The drapes have been pulled off the Ford GT Mk2 at the Goodwood Festival of Speed that's been created to rival the Aston Martin Vulcan and forthcoming Brabham BT62.
Featuring the same twin-turbocharged 3.5-litre V6 as the regular Ford GT supercar, as predicted, engineers have wound power up from 483kW to 521kW.
Like before, all that power is channelled to the rear wheels via a seven-speed dual-clutch transmission that has been beefed up to cope with the extra undisclosed torque produced by the uprated engine.
Developed to spend its life being far harder than the road-going GT, the near race-spec motor gets a new air-to-air outboard mounted charge cooler that neatly incorporates water spray tech in high temperature conditions.

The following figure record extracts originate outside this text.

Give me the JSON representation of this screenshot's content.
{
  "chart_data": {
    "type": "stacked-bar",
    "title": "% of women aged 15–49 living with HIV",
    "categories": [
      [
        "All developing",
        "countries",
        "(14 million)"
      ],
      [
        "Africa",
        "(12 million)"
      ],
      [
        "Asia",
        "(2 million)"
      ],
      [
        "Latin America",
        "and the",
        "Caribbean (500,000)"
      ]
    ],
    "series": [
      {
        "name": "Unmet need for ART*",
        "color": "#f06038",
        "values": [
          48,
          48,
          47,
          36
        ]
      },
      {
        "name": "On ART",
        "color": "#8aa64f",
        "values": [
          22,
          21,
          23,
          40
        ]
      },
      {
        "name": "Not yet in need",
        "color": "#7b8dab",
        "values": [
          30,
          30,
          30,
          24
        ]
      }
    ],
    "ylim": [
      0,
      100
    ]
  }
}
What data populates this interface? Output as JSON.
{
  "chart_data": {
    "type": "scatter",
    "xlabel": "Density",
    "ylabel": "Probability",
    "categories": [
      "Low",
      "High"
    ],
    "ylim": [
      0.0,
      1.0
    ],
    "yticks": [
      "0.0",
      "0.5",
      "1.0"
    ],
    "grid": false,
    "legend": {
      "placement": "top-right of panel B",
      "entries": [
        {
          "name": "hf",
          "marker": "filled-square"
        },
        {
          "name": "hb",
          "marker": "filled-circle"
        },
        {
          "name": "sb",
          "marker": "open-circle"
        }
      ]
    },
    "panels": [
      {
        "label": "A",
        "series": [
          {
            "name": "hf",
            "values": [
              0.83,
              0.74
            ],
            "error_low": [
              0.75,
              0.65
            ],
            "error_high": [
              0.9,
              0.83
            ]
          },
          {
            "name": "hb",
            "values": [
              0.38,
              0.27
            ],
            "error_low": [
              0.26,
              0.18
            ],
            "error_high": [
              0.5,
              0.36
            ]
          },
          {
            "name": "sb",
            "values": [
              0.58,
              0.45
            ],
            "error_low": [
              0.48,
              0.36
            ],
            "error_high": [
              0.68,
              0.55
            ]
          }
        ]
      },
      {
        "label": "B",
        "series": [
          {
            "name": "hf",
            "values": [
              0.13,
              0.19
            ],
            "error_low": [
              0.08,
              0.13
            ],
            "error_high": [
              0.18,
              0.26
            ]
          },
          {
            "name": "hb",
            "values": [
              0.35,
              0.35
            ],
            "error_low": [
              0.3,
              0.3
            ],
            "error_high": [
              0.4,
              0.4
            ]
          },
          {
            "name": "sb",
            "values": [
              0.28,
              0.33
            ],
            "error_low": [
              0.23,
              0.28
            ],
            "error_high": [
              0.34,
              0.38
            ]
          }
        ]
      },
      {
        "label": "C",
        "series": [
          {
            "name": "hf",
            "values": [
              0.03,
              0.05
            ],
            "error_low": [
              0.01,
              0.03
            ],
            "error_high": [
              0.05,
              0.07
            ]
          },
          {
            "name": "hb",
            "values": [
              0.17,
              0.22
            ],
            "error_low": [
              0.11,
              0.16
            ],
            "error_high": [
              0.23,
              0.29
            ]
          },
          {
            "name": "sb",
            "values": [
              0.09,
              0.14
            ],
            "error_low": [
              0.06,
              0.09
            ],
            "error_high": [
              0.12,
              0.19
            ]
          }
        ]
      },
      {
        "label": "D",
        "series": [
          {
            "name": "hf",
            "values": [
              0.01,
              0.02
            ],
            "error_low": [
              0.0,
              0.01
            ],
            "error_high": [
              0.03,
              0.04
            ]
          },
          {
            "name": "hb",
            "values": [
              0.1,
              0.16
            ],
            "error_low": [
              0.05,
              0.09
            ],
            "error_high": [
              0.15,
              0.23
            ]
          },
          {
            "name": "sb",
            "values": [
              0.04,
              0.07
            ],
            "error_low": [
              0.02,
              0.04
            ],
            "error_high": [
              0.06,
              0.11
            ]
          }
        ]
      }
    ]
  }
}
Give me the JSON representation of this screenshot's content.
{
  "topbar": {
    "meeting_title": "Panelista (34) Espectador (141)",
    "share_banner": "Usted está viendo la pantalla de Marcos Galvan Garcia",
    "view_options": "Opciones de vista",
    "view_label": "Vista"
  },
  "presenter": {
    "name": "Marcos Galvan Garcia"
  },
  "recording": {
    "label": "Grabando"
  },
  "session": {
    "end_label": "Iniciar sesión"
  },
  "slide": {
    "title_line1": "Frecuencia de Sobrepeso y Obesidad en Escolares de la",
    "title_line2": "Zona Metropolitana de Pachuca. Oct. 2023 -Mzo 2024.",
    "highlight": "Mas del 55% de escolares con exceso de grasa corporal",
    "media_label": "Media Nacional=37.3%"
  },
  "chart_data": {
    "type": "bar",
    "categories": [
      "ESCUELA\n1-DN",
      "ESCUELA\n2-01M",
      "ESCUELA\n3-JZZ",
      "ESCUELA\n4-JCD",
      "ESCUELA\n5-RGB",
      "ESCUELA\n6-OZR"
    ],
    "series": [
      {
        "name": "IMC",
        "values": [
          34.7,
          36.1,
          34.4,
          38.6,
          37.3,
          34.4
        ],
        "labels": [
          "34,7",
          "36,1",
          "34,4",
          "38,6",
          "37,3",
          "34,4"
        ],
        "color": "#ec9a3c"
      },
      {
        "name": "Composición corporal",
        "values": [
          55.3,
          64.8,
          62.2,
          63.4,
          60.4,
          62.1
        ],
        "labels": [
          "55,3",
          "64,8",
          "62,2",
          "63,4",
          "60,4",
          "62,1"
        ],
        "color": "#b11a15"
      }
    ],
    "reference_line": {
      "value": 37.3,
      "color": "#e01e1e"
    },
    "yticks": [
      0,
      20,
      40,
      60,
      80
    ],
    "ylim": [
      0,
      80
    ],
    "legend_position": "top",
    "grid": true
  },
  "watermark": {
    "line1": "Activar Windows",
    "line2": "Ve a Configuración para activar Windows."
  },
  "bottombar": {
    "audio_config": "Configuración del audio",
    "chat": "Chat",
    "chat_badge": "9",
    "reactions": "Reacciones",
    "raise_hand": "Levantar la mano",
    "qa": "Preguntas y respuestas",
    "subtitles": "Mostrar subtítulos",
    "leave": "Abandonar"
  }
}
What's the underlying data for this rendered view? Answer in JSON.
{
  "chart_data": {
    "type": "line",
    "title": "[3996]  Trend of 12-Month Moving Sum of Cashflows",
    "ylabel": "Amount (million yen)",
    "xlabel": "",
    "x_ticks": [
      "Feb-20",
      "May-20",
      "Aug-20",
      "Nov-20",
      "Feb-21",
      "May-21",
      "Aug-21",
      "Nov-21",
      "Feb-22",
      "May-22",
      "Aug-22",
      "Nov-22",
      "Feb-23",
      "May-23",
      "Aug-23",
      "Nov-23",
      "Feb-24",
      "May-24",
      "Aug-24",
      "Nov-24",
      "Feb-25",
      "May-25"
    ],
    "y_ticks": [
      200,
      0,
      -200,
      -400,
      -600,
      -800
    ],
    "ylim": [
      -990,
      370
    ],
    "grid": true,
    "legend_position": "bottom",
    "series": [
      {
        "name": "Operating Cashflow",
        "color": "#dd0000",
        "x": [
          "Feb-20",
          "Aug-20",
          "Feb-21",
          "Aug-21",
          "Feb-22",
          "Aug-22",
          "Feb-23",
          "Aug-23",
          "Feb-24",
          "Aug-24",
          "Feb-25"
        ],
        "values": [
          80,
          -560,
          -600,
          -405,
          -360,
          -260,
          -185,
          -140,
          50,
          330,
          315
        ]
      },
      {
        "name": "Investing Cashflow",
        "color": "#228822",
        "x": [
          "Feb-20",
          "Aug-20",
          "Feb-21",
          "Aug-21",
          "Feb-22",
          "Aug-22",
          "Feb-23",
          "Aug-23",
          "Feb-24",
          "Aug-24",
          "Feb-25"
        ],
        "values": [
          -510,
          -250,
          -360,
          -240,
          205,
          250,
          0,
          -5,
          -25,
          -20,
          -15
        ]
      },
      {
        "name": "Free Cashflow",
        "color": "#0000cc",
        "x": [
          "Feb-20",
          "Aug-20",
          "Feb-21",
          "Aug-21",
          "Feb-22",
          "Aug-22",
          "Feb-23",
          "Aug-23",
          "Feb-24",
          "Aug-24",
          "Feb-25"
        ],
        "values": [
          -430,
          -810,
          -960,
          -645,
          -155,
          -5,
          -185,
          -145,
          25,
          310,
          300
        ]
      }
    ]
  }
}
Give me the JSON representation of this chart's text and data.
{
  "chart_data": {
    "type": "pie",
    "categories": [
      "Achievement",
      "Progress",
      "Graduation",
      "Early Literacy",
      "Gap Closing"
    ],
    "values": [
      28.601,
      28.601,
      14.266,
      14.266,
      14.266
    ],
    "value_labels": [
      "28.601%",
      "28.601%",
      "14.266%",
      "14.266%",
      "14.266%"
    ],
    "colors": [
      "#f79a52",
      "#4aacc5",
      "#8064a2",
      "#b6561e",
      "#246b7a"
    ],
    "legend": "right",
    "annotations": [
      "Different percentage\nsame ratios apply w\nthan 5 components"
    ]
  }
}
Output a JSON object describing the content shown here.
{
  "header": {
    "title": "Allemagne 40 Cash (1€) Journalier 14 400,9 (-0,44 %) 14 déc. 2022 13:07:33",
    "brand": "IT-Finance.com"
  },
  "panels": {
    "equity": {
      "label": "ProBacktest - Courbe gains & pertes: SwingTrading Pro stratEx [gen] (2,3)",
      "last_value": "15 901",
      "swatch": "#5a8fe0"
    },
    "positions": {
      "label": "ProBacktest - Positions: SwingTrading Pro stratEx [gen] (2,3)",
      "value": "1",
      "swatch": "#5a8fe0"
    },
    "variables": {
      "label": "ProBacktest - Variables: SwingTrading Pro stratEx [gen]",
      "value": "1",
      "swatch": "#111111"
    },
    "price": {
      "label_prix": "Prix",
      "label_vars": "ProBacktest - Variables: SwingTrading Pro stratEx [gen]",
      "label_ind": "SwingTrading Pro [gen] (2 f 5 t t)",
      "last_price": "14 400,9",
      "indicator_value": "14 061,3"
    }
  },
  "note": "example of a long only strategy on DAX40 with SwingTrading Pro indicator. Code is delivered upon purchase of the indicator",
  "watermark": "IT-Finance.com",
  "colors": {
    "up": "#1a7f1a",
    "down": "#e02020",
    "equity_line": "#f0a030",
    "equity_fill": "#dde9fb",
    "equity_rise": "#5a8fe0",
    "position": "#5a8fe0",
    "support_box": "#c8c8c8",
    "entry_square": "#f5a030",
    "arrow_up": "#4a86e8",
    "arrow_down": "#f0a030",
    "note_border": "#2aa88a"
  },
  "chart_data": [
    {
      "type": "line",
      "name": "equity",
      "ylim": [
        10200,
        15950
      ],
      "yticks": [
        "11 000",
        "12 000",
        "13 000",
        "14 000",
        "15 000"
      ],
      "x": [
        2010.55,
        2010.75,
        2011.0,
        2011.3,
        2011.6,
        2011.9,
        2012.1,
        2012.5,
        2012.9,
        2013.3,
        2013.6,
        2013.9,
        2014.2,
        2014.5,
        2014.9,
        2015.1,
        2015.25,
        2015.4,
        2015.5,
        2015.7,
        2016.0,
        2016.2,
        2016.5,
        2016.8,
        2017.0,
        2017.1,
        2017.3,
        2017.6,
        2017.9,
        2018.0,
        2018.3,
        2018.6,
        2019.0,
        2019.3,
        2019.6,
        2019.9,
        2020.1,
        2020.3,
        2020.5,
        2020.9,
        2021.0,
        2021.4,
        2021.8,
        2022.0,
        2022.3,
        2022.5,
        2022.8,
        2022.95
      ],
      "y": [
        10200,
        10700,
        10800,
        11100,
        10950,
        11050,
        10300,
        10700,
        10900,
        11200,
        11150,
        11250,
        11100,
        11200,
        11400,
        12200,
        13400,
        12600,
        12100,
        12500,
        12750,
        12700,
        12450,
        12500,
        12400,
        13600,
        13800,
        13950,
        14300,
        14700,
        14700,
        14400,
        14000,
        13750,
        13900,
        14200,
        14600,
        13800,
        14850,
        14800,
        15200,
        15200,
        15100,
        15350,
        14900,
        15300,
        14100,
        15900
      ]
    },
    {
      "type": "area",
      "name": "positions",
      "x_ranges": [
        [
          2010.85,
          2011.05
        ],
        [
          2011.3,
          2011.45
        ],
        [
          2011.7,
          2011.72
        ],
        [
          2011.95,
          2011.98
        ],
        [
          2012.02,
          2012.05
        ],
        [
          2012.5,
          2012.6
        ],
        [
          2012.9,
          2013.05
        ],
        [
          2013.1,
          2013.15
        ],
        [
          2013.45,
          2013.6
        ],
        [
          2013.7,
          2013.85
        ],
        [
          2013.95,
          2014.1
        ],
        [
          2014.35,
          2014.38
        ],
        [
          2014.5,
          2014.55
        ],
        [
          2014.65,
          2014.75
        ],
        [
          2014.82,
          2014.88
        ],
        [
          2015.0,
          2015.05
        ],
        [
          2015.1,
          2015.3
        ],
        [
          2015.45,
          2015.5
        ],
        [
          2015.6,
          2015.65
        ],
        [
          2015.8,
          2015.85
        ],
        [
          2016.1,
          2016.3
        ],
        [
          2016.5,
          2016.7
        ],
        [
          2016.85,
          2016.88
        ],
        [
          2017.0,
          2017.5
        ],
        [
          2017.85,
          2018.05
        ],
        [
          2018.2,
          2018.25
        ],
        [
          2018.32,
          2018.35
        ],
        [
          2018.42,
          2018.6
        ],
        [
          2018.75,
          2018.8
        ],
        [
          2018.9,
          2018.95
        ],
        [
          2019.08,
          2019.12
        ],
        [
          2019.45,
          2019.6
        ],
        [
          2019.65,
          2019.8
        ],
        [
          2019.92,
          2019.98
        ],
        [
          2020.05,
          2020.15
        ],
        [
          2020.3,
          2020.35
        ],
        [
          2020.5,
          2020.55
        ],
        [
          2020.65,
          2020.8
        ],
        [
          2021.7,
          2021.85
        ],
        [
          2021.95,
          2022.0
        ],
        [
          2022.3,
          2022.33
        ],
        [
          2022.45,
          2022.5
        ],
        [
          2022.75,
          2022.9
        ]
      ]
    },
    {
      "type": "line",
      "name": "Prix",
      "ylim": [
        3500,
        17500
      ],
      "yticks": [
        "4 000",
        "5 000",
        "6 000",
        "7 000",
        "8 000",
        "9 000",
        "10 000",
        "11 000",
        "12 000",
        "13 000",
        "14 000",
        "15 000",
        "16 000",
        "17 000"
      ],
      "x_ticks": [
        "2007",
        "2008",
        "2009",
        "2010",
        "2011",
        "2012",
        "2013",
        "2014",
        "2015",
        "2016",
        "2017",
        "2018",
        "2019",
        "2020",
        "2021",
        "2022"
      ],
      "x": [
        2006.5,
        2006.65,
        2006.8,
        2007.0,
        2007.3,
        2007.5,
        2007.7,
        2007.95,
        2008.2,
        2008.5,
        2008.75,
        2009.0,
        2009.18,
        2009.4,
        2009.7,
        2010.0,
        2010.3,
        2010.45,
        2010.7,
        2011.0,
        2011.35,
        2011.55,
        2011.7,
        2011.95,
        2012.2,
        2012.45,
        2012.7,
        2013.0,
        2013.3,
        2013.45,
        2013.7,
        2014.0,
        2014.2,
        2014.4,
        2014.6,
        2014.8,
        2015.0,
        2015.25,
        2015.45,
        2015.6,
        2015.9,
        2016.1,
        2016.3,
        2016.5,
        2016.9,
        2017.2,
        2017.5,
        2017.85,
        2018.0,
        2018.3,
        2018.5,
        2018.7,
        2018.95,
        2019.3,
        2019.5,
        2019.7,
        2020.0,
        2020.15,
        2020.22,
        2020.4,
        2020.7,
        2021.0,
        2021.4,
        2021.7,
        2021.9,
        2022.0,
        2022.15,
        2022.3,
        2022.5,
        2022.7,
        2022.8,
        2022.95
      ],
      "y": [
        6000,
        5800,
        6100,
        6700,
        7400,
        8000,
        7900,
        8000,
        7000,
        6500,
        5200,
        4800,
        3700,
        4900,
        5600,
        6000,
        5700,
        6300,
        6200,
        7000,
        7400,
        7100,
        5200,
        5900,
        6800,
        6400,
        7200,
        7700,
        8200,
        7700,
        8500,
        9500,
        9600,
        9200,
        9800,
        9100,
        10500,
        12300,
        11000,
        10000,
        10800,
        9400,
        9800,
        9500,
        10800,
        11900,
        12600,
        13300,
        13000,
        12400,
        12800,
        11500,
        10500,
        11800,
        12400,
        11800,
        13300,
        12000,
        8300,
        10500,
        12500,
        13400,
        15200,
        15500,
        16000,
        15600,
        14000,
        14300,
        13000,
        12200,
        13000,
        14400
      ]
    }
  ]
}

It's also hard to miss the GT Mk2 benefits from a new roof-mounted scoop that feed fresh air to coolers for the engine, clutch, and transmission.
The roof scoop is just one part of a huge overhaul of the standard GT's aero, that sees the Mk2 benefit from Ford Performance's involvement in motorsport with its Ford GTE race car that competed recently at the Le Mans 24 Hour.
That explains the new front splitter, diffuser, fender louvres, dive plans and a large rear wing that claims, in total, to boost downforce an incredible 400 per cent – it's thought the extra aero will mean the track-biased GT will have a slower top speed than the road car's 348km/h max.
Other changes including standard carbon-ceramic brakes, 19-inch forged aluminium wheels and a full race-spec suspension that replaces the GT's ride height-adjustable suspension carving more than 90kg from the kerbweight.
Now Ford claims the GT Mk2 can pull up to 2Gs cornering.
Some of that saved weight has been added back in with a full roll-cage, race-spec Sparco seats that include a six-point harness.
Ford Performance says it will make just 45 GT Mk2s with each priced from $1.2 million ($A1.7m).
Sadly, all 45 cars will be track-only but, like the McLaren P1 GTR and Aston Martin Vulcan, a small batch of cars are expected to be adapted for road user by third-party engineering firms.
It's rumoured a faster still race car based on the Ford GT could already be in development following the announcement that the World Endurance Racing hypercar class was confirmed for the 2020/2021 season.